Experts divided on state’s energy woes following blackout fears
Energy and policy experts are split on what lessons to learn from NSW’s energy supply concerns and blackout risk, after residents were implored to avoid using household appliances to keep the lights on.
Energy and policy experts are split on what lessons to learn from NSW’s energy supply concerns and blackout risk on Wednesday, after residents were implored to avoid using household appliances to keep the lights on.
The closure of coal-powered stations for repairs or maintenance meant the system’s “slack” had gone, turning what should be a “run-of-the-mill” day into a potential crisis.
But some energy experts said the state needed to accelerate the systems to better store and tap into the solar power supply.
It comes after Climate Change Minister Chris Bowen declared renewables the only solution to the nation’s energy woes and as NSW Premier Chris Minns on Wednesday implored residents to avoid using dishwashers and pool filter pumps to prevent blackouts, with temperatures peaking at 39.9C in Sydney’s west.
Mr Bowen blamed volatility in the electricity grid on coal-fired power stations, saying on Thursday that they were its “biggest threat”, spruiking a second-term Labor government’s plan to prioritise renewables and underpinned by gas.
“The least reliable part of our energy grid is coal-fired power,” he said. “There hasn’t been a day in the last 18 months when we haven’t had a breakdown in a coal-fired power station.
“What the Australian Energy Market Operator told me was that batteries were essential for getting NSW through yesterday.”
The Institute of Public Affairs’ executive director, Scott Hargreaves, a former Origin Energy senior manager, rubbished the state government’s claim that the earlier-than-expected hot weather was “abnormal”, saying it should have not been an excuse.
He said that the closure of coal-fired power stations had taken out the “slack” in the system, putting it under more strain when conditions were not ideal.
“And the more we take that out, by closing base-load power, we’re making it harder to manage,” Mr Hargreaves said.
“What should be a run-of-the-mill day looks like a potential crisis. That’s a pattern we could see more of.”
Mr Hargreaves applauded Mr Minns for recognising that not extending Eraring was “madness”, but warned its mid-2027 closure would come around quickly, slamming Mr Bowen for blaming coal-power stations.

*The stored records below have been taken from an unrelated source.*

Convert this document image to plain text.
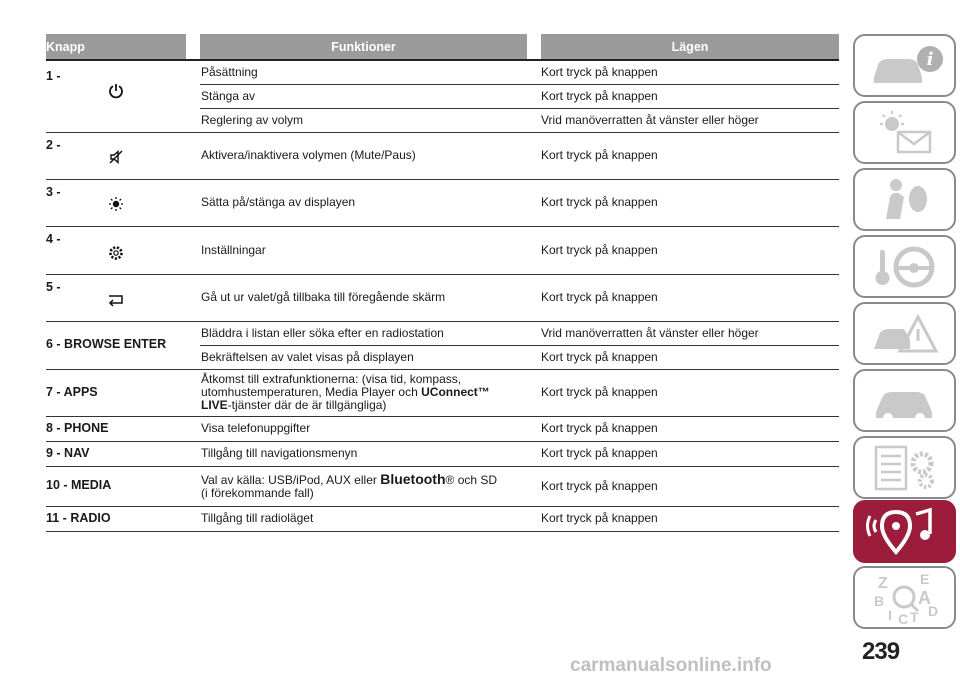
Knapp		Funktioner		Lägen
1 -		Påsättning		Kort tryck på knappen
		Stänga av		Kort tryck på knappen
		Reglering av volym		Vrid manöverratten åt vänster eller höger
2 -		Aktivera/inaktivera volymen (Mute/Paus)		Kort tryck på knappen
3 -		Sätta på/stänga av displayen		Kort tryck på knappen
4 -		Inställningar		Kort tryck på knappen
5 -		Gå ut ur valet/gå tillbaka till föregående skärm		Kort tryck på knappen
6 - BROWSE ENTER		Bläddra i listan eller söka efter en radiostation		Vrid manöverratten åt vänster eller höger
		Bekräftelsen av valet visas på displayen		Kort tryck på knappen
7 - APPS		Åtkomst till extrafunktionerna: (visa tid, kompass,
utomhustemperaturen, Media Player och UConnect™
LIVE-tjänster där de är tillgängliga)		Kort tryck på knappen
8 - PHONE		Visa telefonuppgifter		Kort tryck på knappen
9 - NAV		Tillgång till navigationsmenyn		Kort tryck på knappen
10 - MEDIA		Val av källa: USB/iPod, AUX eller Bluetooth® och SD
(i förekommande fall)		Kort tryck på knappen
11 - RADIO		Tillgång till radioläget		Kort tryck på knappen
i
Z E
B A
I C T D
239
carmanualsonline.info
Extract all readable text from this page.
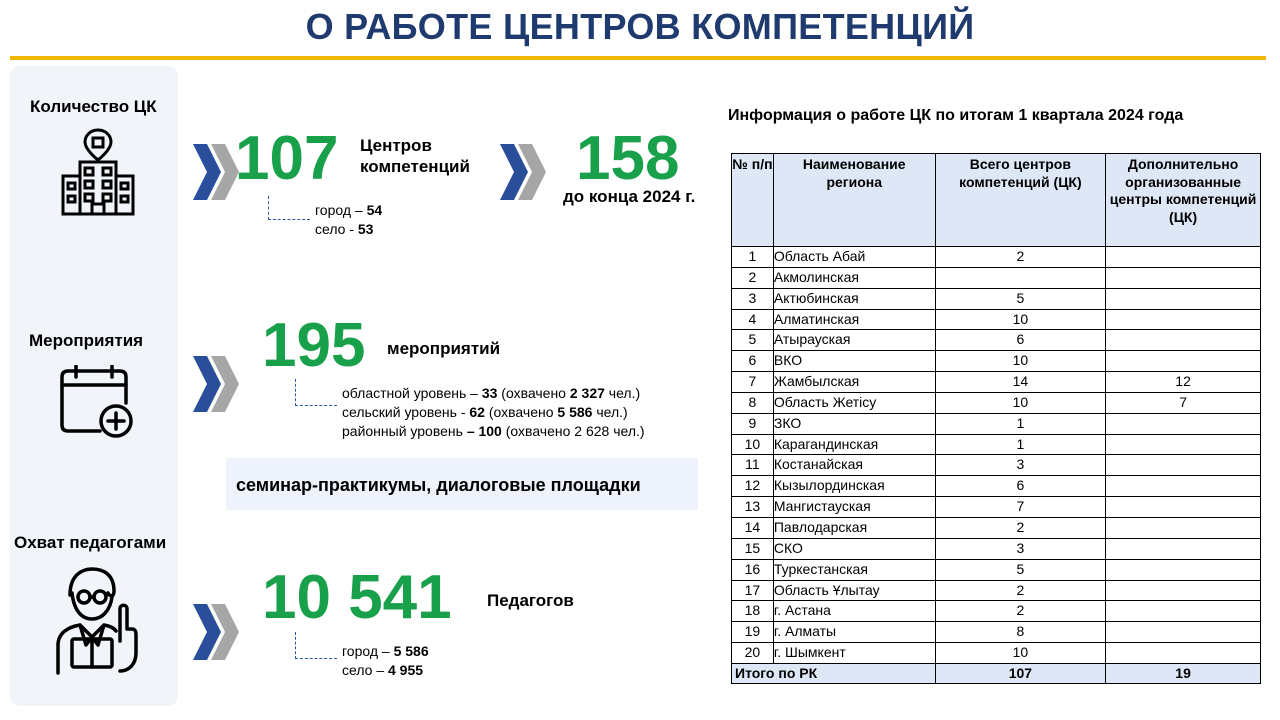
О РАБОТЕ ЦЕНТРОВ КОМПЕТЕНЦИЙ
Количество ЦК
107 Центров компетенций
город – 54
село - 53
158
до конца 2024 г.
Мероприятия 195 мероприятий
областной уровень – 33 (охвачено 2 327 чел.)
сельский уровень - 62 (охвачено 5 586 чел.)
районный уровень – 100 (охвачено 2 628 чел.)
семинар-практикумы, диалоговые площадки
Охват педагогами
10 541 Педагогов
город – 5 586
село – 4 955
Информация о работе ЦК по итогам 1 квартала 2024 года
№ п/п	Наименование региона	Всего центров компетенций (ЦК)	Дополнительно организованные центры компетенций (ЦК)
1	Область Абай	2	
2	Акмолинская		
3	Актюбинская	5	
4	Алматинская	10	
5	Атырауская	6	
6	ВКО	10	
7	Жамбылская	14	12
8	Область Жетісу	10	7
9	ЗКО	1	
10	Карагандинская	1	
11	Костанайская	3	
12	Кызылординская	6	
13	Мангистауская	7	
14	Павлодарская	2	
15	СКО	3	
16	Туркестанская	5	
17	Область Ұлытау	2	
18	г. Астана	2	
19	г. Алматы	8	
20	г. Шымкент	10	
Итого по РК		107	19
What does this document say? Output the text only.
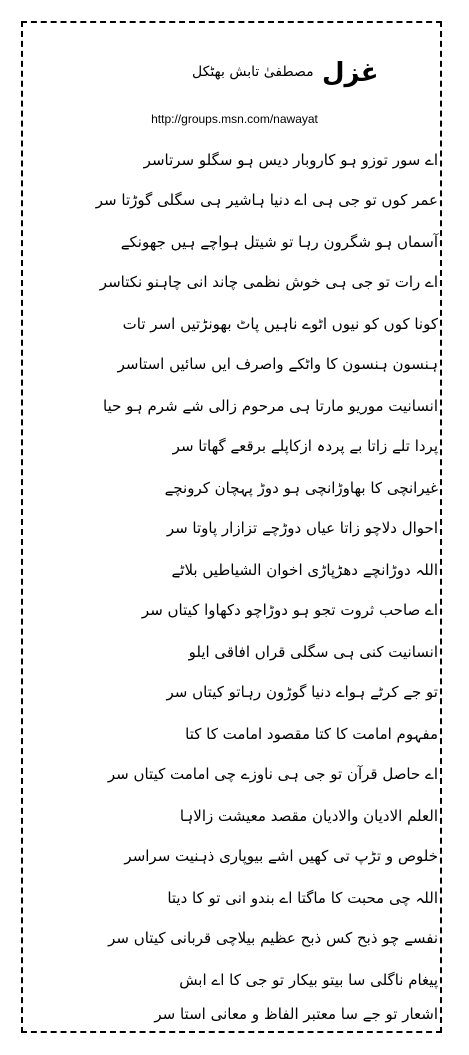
غزل
مصطفیٰ تابش بھٹکل
http://groups.msn.com/nawayat
اے سور توزو ہو کاروبار دیس ہو سگلو سرتاسر
عمر کوں تو جی ہی اے دنیا ہاشیر ہی سگلی گوڑتا سر
آسماں ہو شگرون رہا تو شیتل ہواچے ہیں جھونکے
اے رات تو جی ہی خوش نظمی چاند انی چاہنو نکتاسر
کونا کوں کو نیوں اٹوے ناہیں پاٹ بھونڑتیں اسر تات
ہنسون ہنسون کا واٹکے واصرف ایں سائیں استاسر
انسانیت موریو مارتا ہی مرحوم زالی شے شرم ہو حیا
پردا تلے زاتا بے پردہ ازکاپلے برقعے گھاتا سر
غیرانچی کا بھاوڑانچی ہو دوڑ پہچان کرونچے
احوال دلاچو زاتا عیاں دوڑچے تزازار پاوتا سر
اللہ دوڑانچے دھڑپاڑی اخوان الشیاطیں بلاٹے
اے صاحب ثروت تجو ہو دوڑاچو دکھاوا کیتاں سر
انسانیت کنی ہی سگلی قراں افاقی ایلو
تو جے کرٹے ہواے دنیا گوڑون رہاتو کیتاں سر
مفہوم امامت کا کتا مقصود امامت کا کتا
اے حاصل قرآن تو جی ہی ناوزے چی امامت کیتاں سر
العلم الادیان والادیان مقصد معیشت زالاہا
خلوص و تڑپ تی کھیں اشے بیوپاری ذہنیت سراسر
اللہ چی محبت کا ماگتا اے بندو انی تو کا دیتا
نفسے چو ذبح کس ذبح عظیم بیلاچی قربانی کیتاں سر
پیغام ناگلی سا بیتو بیکار تو جی کا اے ابش
اشعار تو جے سا معتبر الفاظ و معانی استا سر
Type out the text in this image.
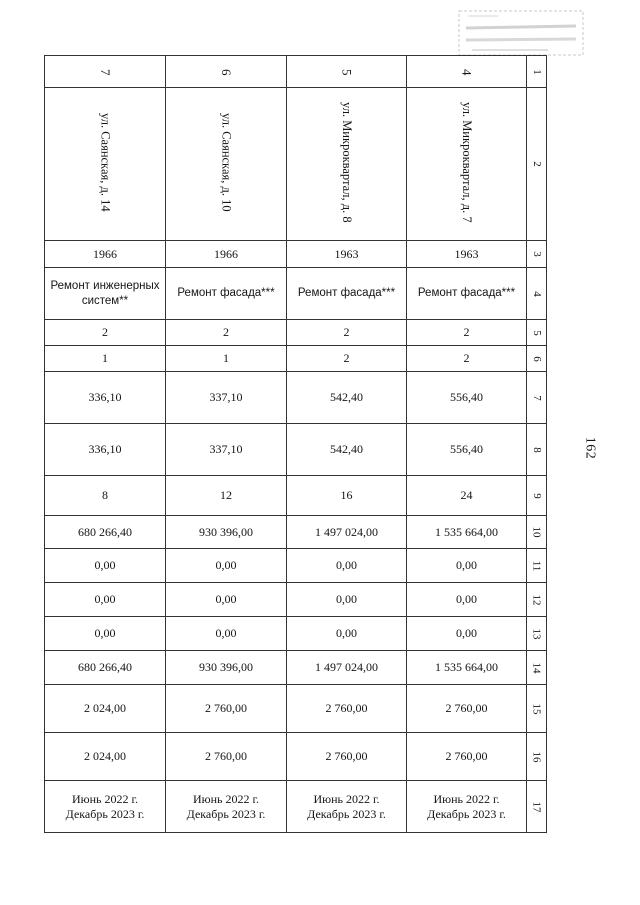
162
7	6	5	4	1
ул. Саянская, д. 14	ул. Саянская, д. 10	ул. Микроквартал, д. 8	ул. Микроквартал, д. 7	2
1966	1966	1963	1963	3
Ремонт инженерных систем**	Ремонт фасада***	Ремонт фасада***	Ремонт фасада***	4
2	2	2	2	5
1	1	2	2	6
336,10	337,10	542,40	556,40	7
336,10	337,10	542,40	556,40	8
8	12	16	24	9
680 266,40	930 396,00	1 497 024,00	1 535 664,00	10
0,00	0,00	0,00	0,00	11
0,00	0,00	0,00	0,00	12
0,00	0,00	0,00	0,00	13
680 266,40	930 396,00	1 497 024,00	1 535 664,00	14
2 024,00	2 760,00	2 760,00	2 760,00	15
2 024,00	2 760,00	2 760,00	2 760,00	16
Июнь 2022 г.
Декабрь 2023 г.	Июнь 2022 г.
Декабрь 2023 г.	Июнь 2022 г.
Декабрь 2023 г.	Июнь 2022 г.
Декабрь 2023 г.	17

“Saying (the stations) are ageing … they are a long-life asset if properly maintained,” he said.
But Dani Alexander, the chief executive of the UNSW Energy Institute – a group of energy experts focused on innovation and sustainability – said that while currently solar power was hard from an operational sense to track, it provided the state an opportunity.
Australia, she said, led the world in “per-capita uptake of rooftop solar”, with one in three households having a form of generator.
“From an energy market operation point of view, the people in the control centres, almost like traffic controllers, while they can see our largest coal-fired generator, they actually can’t see the very small-scale generators,” Ms Alexander said.
“In many ways our biggest (energy) generator is invisible to the energy market operator.”
Ms Alexander said a solution would be systems to better store and harness solar energy outside of the “sun” hours.
“The system that our grid and our markets were designed for doesn’t exist anymore, we have a very different looking grid now,” she said.
“We have this legacy asset in our existing grid, we have a very exciting future with the transition, but we need to change the way that we have been doing things for it to work properly.
“(We need to) install more capacity, more generation, so that we have the surplus when we need it.
“This needs support from all levels of government and both sides of politics”
Since being elected in 2023, the state government has brought online six large-scale battery energy storage systems, eight large-scale solar farms, six wind farms, and the Tallawarra B gas plant.
It also extended the life of Eraring, which had been slated to close in 2025, while it has given the green light to six onshore wind farms, as well as more solar farms and battery systems.
The government has conceded there will be “challenges and peaks” in the transition of the system – while reaffirming the importance of coal in the short- to medium-term – but has also pointed to its Eraring extension as evidence it is not ideological in its approach to energy.